The studies were presented yesterday at the annual meeting of the American Society for Clinical Oncology, where the nation's cancer doctors usually discuss the latest in chemotherapy and new biotechnology drugs.
The shark cartilage clinical trial was required by Congress and was sponsored by the National Cancer Institute. It tested a shark cartilage extract being developed as a drug by Aeterna Zentaris, a Canadian company.
Dr. Charles Lu of the M.D. Anderson Cancer Center in Houston, the trial's lead investigator, said there was reason to believe the cartilage might work. Cartilage has been found to contain factors that can impede the formation of blood vessels. And cutting off the blood supply to tumors has been proven effective with other drugs.
But in the trial, those who received the shark cartilage extract lived a median of 14.4 months, meaning that half the patients had died by that point. Those who got a placebo had a median survival of 15.6 months.
The trial involved 384 patients in the United States and Canada with advanced non-small-cell lung cancer. The shark cartilage extract was given as a liquid that the patients drank twice a day.

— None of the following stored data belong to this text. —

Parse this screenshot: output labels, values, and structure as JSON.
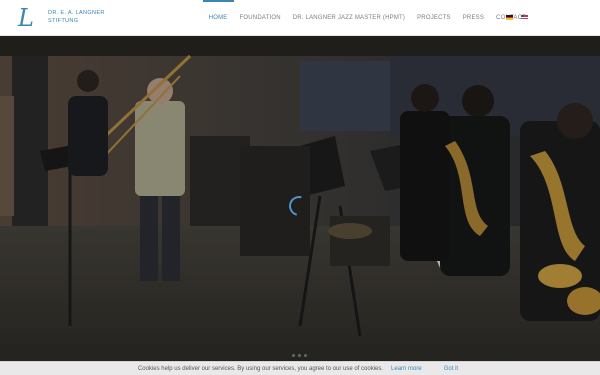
{
  "brand": {
    "logo_letter": "L",
    "line1": "DR. E. A. LANGNER",
    "line2": "STIFTUNG"
  },
  "nav": {
    "items": [
      {
        "label": "HOME",
        "active": true
      },
      {
        "label": "FOUNDATION",
        "active": false
      },
      {
        "label": "DR. LANGNER JAZZ MASTER (HPMT)",
        "active": false
      },
      {
        "label": "PROJECTS",
        "active": false
      },
      {
        "label": "PRESS",
        "active": false
      },
      {
        "label": "CONTACT",
        "active": false
      }
    ],
    "languages": [
      "de-flag-icon",
      "en-flag-icon"
    ]
  },
  "hero": {
    "loading": "loading-spinner-icon",
    "slides": 3
  },
  "cookie": {
    "text": "Cookies help us deliver our services. By using our services, you agree to our use of cookies.",
    "learn_more": "Learn more",
    "accept": "Got it"
  },
  "colors": {
    "accent": "#3c86b4",
    "nav_text": "#7d7d7d",
    "cookie_bg": "#e9e9e9"
  }
}
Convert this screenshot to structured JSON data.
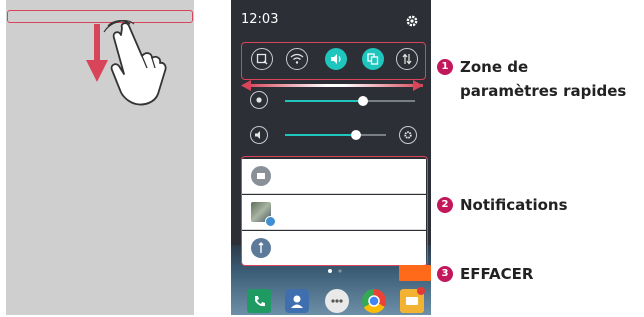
{
  "phone": {
    "time": "12:03"
  },
  "callouts": [
    {
      "number": "1",
      "title_line1": "Zone de",
      "title_line2": "paramètres rapides"
    },
    {
      "number": "2",
      "title": "Notifications"
    },
    {
      "number": "3",
      "title": "EFFACER"
    }
  ],
  "quick_settings": [
    {
      "icon": "screen-capture-icon",
      "state": "off"
    },
    {
      "icon": "wifi-icon",
      "state": "off"
    },
    {
      "icon": "sound-icon",
      "state": "on"
    },
    {
      "icon": "copy-icon",
      "state": "on"
    },
    {
      "icon": "data-transfer-icon",
      "state": "off"
    }
  ],
  "sliders": {
    "brightness_level": 0.6,
    "volume_level": 0.6
  },
  "colors": {
    "highlight": "#d8455a",
    "accent": "#1fc6bd",
    "callout_badge": "#c2185b",
    "clear_button": "#ff6a1a"
  }
}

Results were somewhat more promising, though far less definitive, for flaxseed.
That study, led by scientists at Duke University Medical Center, involved 161 men with prostate cancer who were scheduled to have their prostates removed. After the glands were removed about a month later, the tumors were studied. It was found that the tumors of the men who had taken the flaxseed had been growing about 30 percent to 40 percent more slowly than for those who did not.
The ginseng study suggested that the herb might help fight fatigue, which is common in people with cancer. The study involved 282 patients with various types of cancer.
About a quarter of the patients who took one of the two higher doses of powdered extract of ginseng root, either 1,000 or 2,000 milligrams a day, reported that their fatigue had become "moderately better" or "much better." That contrasted with only a tenth of those who took either a smaller amount of ginseng or a placebo.
In a more conventional study presented here, researchers in Europe found that preventive radiation therapy to the head reduces the risk that tumors will spread to the brain in patients with small-cell lung cancer. The treatment also helped patients live longer.
Small-cell lung cancer accounts for 15 percent to 20 percent of all lung cancer cases, but it is an aggressive type. Previous studies had shown the benefit of preventive radiation therapy to the head for patients whose tumors were concentrated in a small area. But the new study showed that the technique was helpful for patients whose tumor had spread further into the lung or elsewhere in the body.